Grief is full of metaphors. Some have said its like sinking in quicksand, like bubbles coming to the surface, like a roller coaster, like climbing a mountain. In this third month it feels to me like learning to walk a tight-rope. Each step forward is timid, unsure. There is fear and adrenaline. I am constantly seeking balance. But how do I balance remembering my sweet Jonah, while moving forward? Each step forward seems like a step away from him, from my life with him.
I look at his picture on our fridge and stare at his beautiful blue eyes, and at the same time I feel the need to look away. His eyes, for me, carry such intense pain and joy. I long to remember his smile, his laugh, his hair, his dimples, the way his body rested on mine. But when my mind drifts to these memories, they are followed by a memory of the panic I felt when his body was limp in my arms. How do I balance remembering and forgetting?

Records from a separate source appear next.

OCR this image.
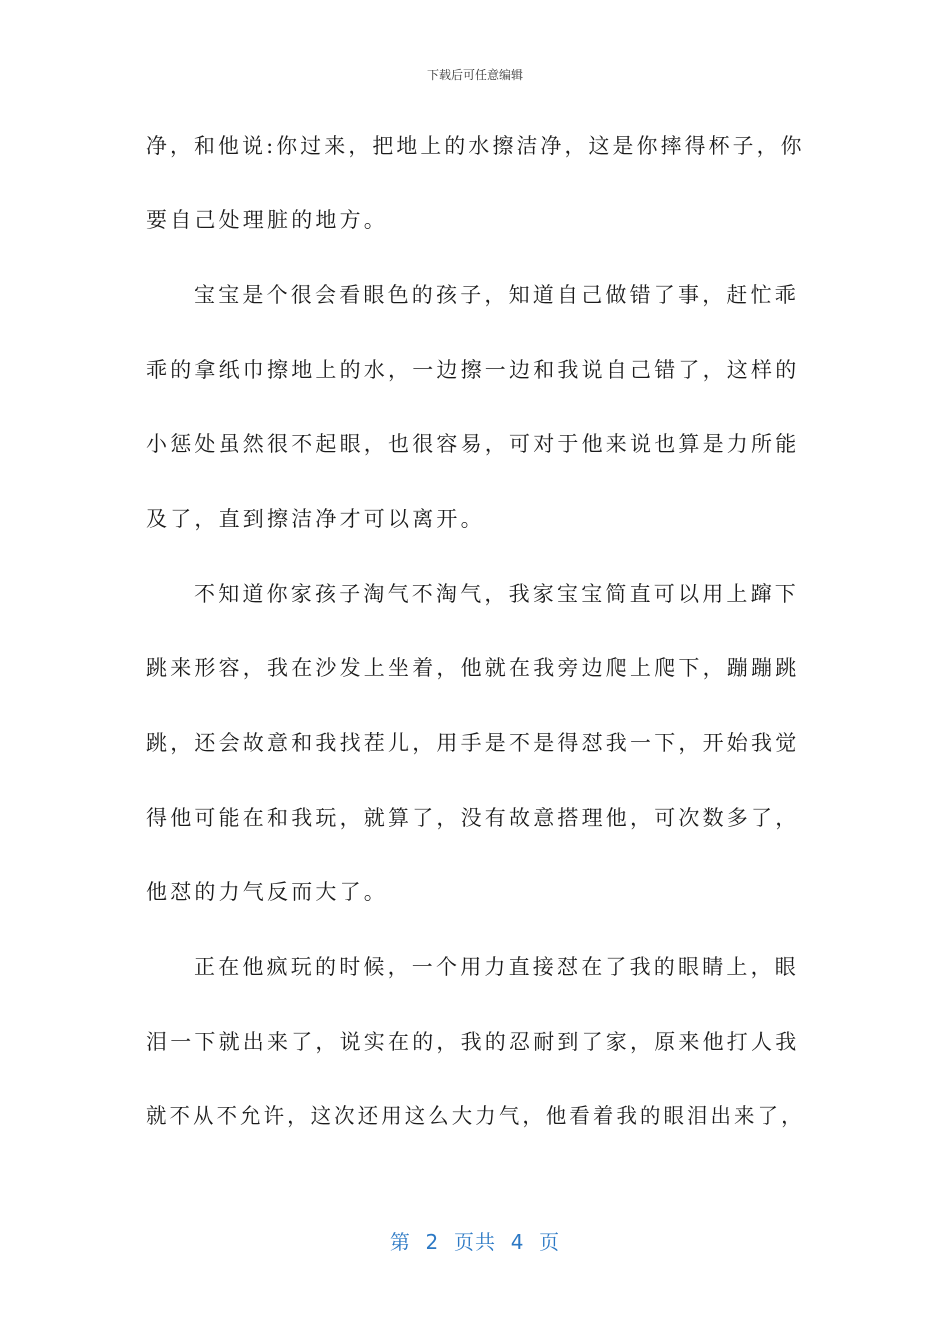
下载后可任意编辑
净，和他说:你过来，把地上的水擦洁净，这是你摔得杯子，你
要自己处理脏的地方。
宝宝是个很会看眼色的孩子，知道自己做错了事，赶忙乖
乖的拿纸巾擦地上的水，一边擦一边和我说自己错了，这样的
小惩处虽然很不起眼，也很容易，可对于他来说也算是力所能
及了，直到擦洁净才可以离开。
不知道你家孩子淘气不淘气，我家宝宝简直可以用上蹿下
跳来形容，我在沙发上坐着，他就在我旁边爬上爬下，蹦蹦跳
跳，还会故意和我找茬儿，用手是不是得怼我一下，开始我觉
得他可能在和我玩，就算了，没有故意搭理他，可次数多了，
他怼的力气反而大了。
正在他疯玩的时候，一个用力直接怼在了我的眼睛上，眼
泪一下就出来了，说实在的，我的忍耐到了家，原来他打人我
就不从不允许，这次还用这么大力气，他看着我的眼泪出来了，
第  2  页共  4  页
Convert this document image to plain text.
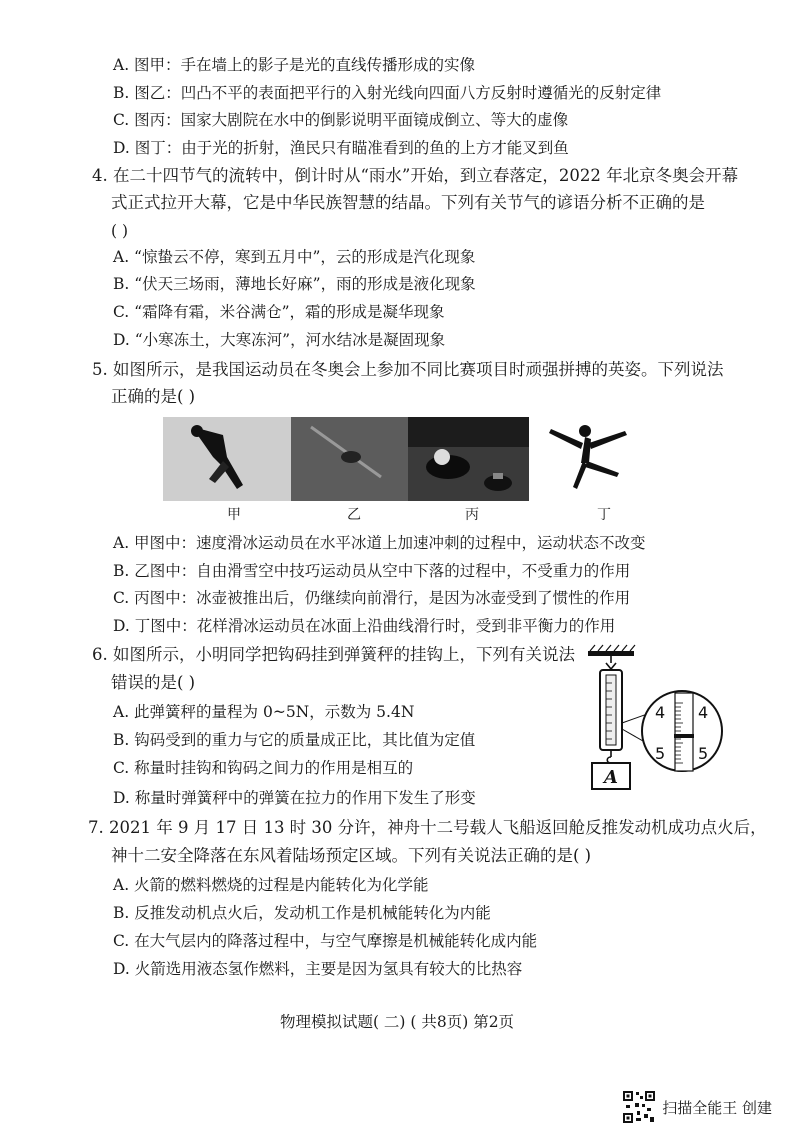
A. 图甲：手在墙上的影子是光的直线传播形成的实像
B. 图乙：凹凸不平的表面把平行的入射光线向四面八方反射时遵循光的反射定律
C. 图丙：国家大剧院在水中的倒影说明平面镜成倒立、等大的虚像
D. 图丁：由于光的折射，渔民只有瞄准看到的鱼的上方才能叉到鱼
4. 在二十四节气的流转中，倒计时从“雨水”开始，到立春落定，2022 年北京冬奥会开幕
式正式拉开大幕，它是中华民族智慧的结晶。下列有关节气的谚语分析不正确的是
( )
A. “惊蛰云不停，寒到五月中”，云的形成是汽化现象
B. “伏天三场雨，薄地长好麻”，雨的形成是液化现象
C. “霜降有霜，米谷满仓”，霜的形成是凝华现象
D. “小寒冻土，大寒冻河”，河水结冰是凝固现象
5. 如图所示，是我国运动员在冬奥会上参加不同比赛项目时顽强拼搏的英姿。下列说法
正确的是( )
甲	乙	丙	丁
A. 甲图中：速度滑冰运动员在水平冰道上加速冲刺的过程中，运动状态不改变
B. 乙图中：自由滑雪空中技巧运动员从空中下落的过程中，不受重力的作用
C. 丙图中：冰壶被推出后，仍继续向前滑行，是因为冰壶受到了惯性的作用
D. 丁图中：花样滑冰运动员在冰面上沿曲线滑行时，受到非平衡力的作用
6. 如图所示，小明同学把钩码挂到弹簧秤的挂钩上，下列有关说法
错误的是( )
A. 此弹簧秤的量程为 0~5N，示数为 5.4N
B. 钩码受到的重力与它的质量成正比，其比值为定值
C. 称量时挂钩和钩码之间力的作用是相互的
D. 称量时弹簧秤中的弹簧在拉力的作用下发生了形变
A
4 4
5 5
7. 2021 年 9 月 17 日 13 时 30 分许，神舟十二号载人飞船返回舱反推发动机成功点火后，
神十二安全降落在东风着陆场预定区域。下列有关说法正确的是( )
A. 火箭的燃料燃烧的过程是内能转化为化学能
B. 反推发动机点火后，发动机工作是机械能转化为内能
C. 在大气层内的降落过程中，与空气摩擦是机械能转化成内能
D. 火箭选用液态氢作燃料，主要是因为氢具有较大的比热容
物理模拟试题( 二) ( 共8页) 第2页
扫描全能王 创建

There are days when I cry a lot, when I search his room for his smell, when I read the journal entries of his short life, when I talk of him joyfully. Then there are days when I shut down. I can't talk about anything, especially Jonah. To me these emotions feel like the rapid sway of a tight-rope under my balancing body. My fate lies in my ability to regain my balance, to stay centered. I try to gain control, and I fear over correcting and falling.
I am trying to find balance in slowing down my pace and in being deliberate in my steps. I breathe deeply, and try to focus on the things that are within my control. I have never been to alcoholics anonymous, but the serenity prayer runs through my mind.
God, grant me the serenity to accept the things I cannot change,
Courage to change the things I can,
And wisdom to know the difference.
If only my heart and mind could find the balance of this prayer. That would be beautiful, peaceful. Instead I find myself feeling more like Frank Constanza yelling "Serenity Now!" A little frenetic.
I guess I will have to accept the frantic sway of the tightrope until I learn to balance. I will make subtle moves, simple steps. Maybe someday it will become second nature to me. Until then I will continue to miss Jonah deeply, to be blown off course by the slightest breeze of memory, to freeze momentarily in fear, and to slowly move forward.